A public health advocate in Miami, where new HIV infection rates consistently top the state and national charts, Tookes had been struggling for years to get a bill passed in the Florida Legislature to create a program in Miami-Dade County to help end that terrible distinction.

In that time, he had gone from medical student to doctor. Testified before legislative committees over and over. And learned just how hard he would have to fight to get what he considered a very modest proposal to save lives and improve public health through a conservative, Republican-dominated Legislature.

For De Lemos, his doctor’s commitment to the cause — an unpopular one, at that — was a revelation: “I’m hard-headed. And he’s persistent. He’s like, ‘If you get clean, you can talk about this. You’ll be great . You can help me.’ I admire him because he went through a lot but he kept going.”

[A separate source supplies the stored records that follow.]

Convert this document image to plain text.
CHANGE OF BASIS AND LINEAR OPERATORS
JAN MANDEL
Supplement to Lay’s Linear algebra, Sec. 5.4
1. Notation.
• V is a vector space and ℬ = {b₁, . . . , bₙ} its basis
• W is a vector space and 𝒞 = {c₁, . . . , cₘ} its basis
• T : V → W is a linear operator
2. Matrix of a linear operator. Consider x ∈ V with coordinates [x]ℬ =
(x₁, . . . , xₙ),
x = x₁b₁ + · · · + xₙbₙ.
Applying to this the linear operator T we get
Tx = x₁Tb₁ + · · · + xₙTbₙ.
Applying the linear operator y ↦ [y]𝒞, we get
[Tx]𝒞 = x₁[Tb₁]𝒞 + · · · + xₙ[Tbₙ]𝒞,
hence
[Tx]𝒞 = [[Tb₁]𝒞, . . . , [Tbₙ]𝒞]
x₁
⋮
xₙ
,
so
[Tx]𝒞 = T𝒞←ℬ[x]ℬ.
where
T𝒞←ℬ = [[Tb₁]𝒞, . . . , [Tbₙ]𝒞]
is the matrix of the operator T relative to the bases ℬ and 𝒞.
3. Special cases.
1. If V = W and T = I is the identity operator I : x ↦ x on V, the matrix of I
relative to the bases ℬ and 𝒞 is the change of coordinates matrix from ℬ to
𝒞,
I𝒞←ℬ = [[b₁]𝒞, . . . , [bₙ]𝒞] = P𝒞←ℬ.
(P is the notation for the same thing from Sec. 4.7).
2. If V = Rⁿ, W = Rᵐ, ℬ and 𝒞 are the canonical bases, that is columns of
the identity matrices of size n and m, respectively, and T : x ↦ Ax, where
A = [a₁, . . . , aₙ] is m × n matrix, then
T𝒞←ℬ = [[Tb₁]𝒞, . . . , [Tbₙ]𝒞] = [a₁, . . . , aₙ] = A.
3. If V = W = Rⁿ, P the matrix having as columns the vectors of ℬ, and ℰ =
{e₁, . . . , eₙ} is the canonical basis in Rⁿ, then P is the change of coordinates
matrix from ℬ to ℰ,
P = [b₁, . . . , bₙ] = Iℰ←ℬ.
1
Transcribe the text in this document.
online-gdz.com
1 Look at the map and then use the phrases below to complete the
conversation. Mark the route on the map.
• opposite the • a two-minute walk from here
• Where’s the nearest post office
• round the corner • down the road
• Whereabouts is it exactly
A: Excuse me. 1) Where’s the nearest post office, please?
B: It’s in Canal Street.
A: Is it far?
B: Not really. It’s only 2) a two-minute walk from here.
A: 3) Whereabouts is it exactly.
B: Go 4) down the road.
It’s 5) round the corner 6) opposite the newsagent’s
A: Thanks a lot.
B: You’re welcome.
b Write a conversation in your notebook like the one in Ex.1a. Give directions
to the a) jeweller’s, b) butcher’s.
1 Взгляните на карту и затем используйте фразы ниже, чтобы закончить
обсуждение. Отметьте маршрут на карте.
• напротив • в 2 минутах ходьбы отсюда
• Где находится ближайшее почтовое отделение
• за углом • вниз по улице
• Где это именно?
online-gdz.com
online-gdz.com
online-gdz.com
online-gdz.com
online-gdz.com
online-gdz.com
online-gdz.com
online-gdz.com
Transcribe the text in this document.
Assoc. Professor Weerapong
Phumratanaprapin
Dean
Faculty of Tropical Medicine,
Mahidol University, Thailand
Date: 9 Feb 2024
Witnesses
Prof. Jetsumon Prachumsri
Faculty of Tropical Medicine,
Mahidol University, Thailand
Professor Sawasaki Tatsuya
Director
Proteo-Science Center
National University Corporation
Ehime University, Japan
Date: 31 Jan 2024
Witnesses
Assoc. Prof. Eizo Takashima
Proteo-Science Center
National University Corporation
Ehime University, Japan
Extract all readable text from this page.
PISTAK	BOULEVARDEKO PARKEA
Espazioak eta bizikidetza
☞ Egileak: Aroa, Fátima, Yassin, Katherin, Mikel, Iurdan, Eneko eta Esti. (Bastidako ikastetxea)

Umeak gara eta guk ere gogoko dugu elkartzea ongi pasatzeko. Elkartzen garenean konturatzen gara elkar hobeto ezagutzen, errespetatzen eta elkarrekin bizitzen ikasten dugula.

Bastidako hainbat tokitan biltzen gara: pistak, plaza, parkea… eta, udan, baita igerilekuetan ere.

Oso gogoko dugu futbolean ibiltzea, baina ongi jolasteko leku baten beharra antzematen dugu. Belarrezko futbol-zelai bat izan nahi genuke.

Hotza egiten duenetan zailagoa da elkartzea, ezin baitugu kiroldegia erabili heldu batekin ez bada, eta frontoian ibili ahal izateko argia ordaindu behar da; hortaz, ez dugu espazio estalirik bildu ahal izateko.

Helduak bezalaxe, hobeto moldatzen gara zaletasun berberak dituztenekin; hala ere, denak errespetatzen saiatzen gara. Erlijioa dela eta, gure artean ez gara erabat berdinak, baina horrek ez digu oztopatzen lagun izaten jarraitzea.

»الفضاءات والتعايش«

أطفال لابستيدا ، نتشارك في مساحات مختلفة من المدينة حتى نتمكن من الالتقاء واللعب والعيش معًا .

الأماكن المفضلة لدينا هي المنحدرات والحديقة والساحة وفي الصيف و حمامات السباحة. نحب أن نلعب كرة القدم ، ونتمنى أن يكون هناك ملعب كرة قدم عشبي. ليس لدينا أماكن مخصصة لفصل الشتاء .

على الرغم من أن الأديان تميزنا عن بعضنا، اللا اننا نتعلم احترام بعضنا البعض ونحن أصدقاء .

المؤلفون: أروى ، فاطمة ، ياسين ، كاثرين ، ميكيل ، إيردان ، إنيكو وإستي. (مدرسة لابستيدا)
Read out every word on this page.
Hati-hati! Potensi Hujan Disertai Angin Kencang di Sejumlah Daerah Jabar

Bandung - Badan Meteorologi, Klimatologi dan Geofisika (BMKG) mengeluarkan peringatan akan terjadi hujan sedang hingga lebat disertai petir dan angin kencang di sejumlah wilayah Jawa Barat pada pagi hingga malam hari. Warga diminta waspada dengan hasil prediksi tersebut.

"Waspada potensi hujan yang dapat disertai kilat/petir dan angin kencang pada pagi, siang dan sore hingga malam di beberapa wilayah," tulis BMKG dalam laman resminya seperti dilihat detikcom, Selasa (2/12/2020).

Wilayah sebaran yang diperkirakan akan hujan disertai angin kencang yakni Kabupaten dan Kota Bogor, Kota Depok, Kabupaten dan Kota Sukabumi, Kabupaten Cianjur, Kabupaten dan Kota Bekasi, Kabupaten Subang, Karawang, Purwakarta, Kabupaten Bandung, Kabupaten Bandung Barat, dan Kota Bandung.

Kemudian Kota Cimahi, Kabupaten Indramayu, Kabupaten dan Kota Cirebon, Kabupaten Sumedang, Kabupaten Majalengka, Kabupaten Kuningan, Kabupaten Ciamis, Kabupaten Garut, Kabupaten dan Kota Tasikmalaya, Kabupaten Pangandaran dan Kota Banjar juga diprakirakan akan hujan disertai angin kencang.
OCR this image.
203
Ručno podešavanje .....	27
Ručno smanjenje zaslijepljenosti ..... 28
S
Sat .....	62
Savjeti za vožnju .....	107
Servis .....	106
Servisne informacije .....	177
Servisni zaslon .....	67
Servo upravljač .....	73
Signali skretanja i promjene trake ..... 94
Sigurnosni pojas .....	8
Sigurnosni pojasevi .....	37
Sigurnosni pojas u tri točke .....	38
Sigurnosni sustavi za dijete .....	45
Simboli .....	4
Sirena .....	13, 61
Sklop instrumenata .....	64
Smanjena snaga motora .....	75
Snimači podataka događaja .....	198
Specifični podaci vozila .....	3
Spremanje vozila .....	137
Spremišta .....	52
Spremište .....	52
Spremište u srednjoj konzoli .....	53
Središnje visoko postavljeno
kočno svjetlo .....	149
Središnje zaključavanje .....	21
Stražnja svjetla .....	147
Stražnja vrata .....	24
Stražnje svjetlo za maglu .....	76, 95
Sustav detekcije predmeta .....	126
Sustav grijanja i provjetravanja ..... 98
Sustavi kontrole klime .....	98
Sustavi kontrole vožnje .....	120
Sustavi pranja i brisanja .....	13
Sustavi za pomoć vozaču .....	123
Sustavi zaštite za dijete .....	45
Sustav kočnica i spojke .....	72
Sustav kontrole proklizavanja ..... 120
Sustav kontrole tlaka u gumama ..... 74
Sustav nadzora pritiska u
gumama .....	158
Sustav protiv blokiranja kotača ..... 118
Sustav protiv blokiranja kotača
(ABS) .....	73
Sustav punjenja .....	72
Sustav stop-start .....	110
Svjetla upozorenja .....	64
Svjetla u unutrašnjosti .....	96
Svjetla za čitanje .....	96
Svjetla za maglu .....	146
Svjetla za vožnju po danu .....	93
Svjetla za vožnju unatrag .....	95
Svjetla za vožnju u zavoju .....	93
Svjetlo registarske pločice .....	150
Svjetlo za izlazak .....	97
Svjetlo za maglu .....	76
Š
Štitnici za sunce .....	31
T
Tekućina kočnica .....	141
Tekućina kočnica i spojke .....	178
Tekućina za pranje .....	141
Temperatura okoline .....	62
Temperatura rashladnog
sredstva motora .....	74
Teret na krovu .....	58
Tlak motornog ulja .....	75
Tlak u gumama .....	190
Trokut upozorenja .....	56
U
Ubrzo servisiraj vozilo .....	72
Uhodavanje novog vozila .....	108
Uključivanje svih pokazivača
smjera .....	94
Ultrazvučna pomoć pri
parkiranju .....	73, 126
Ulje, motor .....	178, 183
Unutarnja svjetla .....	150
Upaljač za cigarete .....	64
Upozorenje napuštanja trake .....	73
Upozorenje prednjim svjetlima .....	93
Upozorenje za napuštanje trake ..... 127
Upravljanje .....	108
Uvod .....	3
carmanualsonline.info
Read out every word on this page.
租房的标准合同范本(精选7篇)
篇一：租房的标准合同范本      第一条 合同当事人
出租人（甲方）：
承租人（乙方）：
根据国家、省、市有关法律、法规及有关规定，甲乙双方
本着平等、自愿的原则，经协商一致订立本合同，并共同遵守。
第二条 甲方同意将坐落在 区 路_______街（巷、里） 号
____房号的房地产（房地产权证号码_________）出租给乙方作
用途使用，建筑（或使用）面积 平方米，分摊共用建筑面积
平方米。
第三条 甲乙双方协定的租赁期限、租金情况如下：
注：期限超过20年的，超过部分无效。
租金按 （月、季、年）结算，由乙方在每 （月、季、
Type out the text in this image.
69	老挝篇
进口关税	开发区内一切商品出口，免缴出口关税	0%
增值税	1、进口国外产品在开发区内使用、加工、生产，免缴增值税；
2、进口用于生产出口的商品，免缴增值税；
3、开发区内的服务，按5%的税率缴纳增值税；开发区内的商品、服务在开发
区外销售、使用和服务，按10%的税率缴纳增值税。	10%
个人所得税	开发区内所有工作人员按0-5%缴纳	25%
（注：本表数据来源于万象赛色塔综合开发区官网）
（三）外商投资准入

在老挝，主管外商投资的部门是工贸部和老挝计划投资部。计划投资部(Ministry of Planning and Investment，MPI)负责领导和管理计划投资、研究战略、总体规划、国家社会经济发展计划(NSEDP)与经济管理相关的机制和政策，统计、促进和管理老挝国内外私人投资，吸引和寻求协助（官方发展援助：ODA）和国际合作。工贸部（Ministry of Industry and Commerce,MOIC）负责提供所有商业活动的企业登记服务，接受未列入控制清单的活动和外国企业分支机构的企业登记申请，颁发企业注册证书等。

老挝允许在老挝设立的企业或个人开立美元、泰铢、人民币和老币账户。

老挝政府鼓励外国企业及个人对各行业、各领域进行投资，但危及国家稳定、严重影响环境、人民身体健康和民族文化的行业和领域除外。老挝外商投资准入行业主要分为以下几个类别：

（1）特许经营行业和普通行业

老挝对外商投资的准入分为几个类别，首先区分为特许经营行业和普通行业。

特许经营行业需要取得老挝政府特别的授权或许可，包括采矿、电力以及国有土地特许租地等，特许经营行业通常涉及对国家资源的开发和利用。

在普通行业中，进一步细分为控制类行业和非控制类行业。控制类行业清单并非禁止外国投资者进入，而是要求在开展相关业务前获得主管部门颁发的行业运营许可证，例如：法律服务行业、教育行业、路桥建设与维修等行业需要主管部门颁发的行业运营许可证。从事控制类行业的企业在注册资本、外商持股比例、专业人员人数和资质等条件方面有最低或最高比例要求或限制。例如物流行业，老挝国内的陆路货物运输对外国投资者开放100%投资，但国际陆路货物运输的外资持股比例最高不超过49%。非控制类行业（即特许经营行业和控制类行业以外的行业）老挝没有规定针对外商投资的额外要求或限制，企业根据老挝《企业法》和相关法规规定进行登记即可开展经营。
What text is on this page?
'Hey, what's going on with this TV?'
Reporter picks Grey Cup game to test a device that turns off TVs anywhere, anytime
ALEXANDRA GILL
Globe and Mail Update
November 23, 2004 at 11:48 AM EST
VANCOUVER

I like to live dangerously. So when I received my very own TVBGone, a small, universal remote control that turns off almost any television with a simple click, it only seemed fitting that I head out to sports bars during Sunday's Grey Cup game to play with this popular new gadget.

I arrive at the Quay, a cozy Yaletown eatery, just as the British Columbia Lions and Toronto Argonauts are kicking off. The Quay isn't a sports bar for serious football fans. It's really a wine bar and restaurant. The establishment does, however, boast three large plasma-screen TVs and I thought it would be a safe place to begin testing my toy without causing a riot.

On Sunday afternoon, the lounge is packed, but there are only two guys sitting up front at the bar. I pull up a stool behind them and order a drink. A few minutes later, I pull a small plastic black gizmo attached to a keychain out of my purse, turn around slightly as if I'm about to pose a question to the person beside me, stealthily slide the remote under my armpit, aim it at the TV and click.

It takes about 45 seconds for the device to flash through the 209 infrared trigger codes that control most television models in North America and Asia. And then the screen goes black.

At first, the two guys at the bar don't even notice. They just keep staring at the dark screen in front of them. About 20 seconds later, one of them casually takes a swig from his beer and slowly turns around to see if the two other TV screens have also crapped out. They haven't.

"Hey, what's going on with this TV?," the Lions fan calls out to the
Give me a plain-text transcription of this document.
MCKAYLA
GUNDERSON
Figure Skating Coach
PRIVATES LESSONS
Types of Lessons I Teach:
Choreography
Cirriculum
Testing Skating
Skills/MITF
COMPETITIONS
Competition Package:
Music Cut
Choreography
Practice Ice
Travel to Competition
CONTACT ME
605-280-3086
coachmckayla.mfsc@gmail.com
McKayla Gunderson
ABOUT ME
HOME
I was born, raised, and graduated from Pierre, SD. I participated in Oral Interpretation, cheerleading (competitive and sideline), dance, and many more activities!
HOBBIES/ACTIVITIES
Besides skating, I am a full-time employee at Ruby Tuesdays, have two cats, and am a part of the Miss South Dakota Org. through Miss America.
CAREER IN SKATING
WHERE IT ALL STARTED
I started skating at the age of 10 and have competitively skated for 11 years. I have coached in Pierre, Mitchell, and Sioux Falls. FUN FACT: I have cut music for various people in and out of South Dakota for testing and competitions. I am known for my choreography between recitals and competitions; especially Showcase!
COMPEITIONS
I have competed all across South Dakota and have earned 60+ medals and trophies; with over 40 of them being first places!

Tookes recalled a different moment with his patient: “He started crying because he said he didn’t know people cared.”
For the next eight months, as De Lemos kicked heroin, endured a skin condition that caused blisters across his entire torso and finally saw his sky-high viral count drop, Tookes started seeing hope, too. His proposal, which had been stalled for years, started gaining traction. The nationwide heroin epidemic had changed the dialogue about blood-borne diseases. De Lemos’ appointments with Tookes now usually included an update on the needle exchange bill in Tallahassee. Sometimes, when there was a big vote, Tookes played video recordings of the committee meetings on his phone for De Lemos to see.